In their report, University of NSW's Stuart Khan and Geena Kordek cited Santos' recently approved drilling project in the Pilliga Forest, in the state's north-west. It will probably produce an average of three tonnes of salt a day over three years, or as much as five tonnes daily during peak output.
The company is now building two 300-million-litre ponds adjacent to the Pilliga to hold water produced from its gas wells. Part of the operations were suspended in 2011 after 10,000 litres of untreated saline water leaked from a pipe.
While Santos is “actively exploring” commercial uses for the salt, the company's challenges are shared across the industry, Dr Khan said. “It is very surprising the complete lack of solutions at the moment for dealing with large quantities of salt,” said Dr Khan, an associate professor in the school of civil and environmental engineering. “You've got huge amounts of water and salt looking for a home.”
A Santos spokesman said “the industry has a range of options to safely and sustainably deal with the produced water and associated salt, and we continue to look at new and innovative options”.
Santos is “considering the conversion of some of the salt into saleable products such as sodium bicarbonate”, the spokesman said. “A less preferable but regulatory acceptable option would be to send the salt to waste treatment and containment facilities.”
Dr Khan said buyers of the salt will probably be hard to find after Penrice Soda, Australia's only commercial manufacturer of sodium bicarbonate – used in glass-making – ceased production this year.
He recommended CSG companies form a co-operative to make such products, even at a loss.
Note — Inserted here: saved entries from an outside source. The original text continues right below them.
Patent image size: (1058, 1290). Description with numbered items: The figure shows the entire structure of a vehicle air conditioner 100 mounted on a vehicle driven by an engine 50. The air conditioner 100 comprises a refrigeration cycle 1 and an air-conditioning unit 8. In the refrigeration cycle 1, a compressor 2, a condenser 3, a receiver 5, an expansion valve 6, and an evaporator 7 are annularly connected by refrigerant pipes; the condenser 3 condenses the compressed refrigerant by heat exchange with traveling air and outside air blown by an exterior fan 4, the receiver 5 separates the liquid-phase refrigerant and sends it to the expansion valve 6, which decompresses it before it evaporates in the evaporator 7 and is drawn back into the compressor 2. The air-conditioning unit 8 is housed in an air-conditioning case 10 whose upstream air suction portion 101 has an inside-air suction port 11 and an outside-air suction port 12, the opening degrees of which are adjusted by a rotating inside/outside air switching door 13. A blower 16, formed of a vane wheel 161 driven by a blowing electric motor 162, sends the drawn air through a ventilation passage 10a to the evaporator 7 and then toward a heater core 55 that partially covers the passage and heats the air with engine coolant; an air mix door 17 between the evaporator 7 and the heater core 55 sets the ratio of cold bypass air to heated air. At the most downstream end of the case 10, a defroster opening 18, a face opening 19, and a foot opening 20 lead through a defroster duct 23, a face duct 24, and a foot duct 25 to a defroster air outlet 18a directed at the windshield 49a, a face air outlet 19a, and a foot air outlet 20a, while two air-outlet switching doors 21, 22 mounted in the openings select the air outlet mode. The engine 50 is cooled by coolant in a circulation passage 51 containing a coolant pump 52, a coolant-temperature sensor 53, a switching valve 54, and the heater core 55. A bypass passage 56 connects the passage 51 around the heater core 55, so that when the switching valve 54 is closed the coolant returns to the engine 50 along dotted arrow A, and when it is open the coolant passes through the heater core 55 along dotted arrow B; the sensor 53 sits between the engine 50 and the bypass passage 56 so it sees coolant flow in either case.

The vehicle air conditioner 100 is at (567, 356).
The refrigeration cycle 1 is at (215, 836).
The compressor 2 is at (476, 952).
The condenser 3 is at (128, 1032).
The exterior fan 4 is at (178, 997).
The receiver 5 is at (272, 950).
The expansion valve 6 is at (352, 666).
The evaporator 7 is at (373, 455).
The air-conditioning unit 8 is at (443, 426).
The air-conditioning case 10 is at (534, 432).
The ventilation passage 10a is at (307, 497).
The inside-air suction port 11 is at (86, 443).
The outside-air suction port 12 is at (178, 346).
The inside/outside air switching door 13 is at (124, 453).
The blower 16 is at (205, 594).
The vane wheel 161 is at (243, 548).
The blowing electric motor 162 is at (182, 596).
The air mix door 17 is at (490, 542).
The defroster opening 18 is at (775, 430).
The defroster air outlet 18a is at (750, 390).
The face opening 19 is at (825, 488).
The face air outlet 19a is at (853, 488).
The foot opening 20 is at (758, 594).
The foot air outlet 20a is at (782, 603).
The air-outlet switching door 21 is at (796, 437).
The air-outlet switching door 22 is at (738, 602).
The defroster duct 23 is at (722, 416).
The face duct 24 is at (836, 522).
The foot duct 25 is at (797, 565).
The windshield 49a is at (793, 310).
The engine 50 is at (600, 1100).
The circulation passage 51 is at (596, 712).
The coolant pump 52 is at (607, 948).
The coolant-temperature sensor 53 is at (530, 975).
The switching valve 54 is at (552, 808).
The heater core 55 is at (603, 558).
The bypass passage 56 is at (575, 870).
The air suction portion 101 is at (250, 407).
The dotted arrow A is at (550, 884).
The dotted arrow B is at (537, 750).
Much of the report's information came from Queensland's Environmental Protection Agency – where the industry is more developed – rather than the NSW Environment Protection Authority. “It took me a lot of time to get any information out of the NSW EPA, and when I eventually did, it was clear that it was not an issue they had spent a lot of time thinking about,” he said.
Economic options for salt disposal are few.
Santos said its Queensland operations are “successfully injecting salt brines ... in accordance with strict regulatory approvals”.
The report is one of a series of background studies commissioned by Mary O'Kane, NSW Chief Scientist, as part of a review of CSG ordered by the O'Farrell government.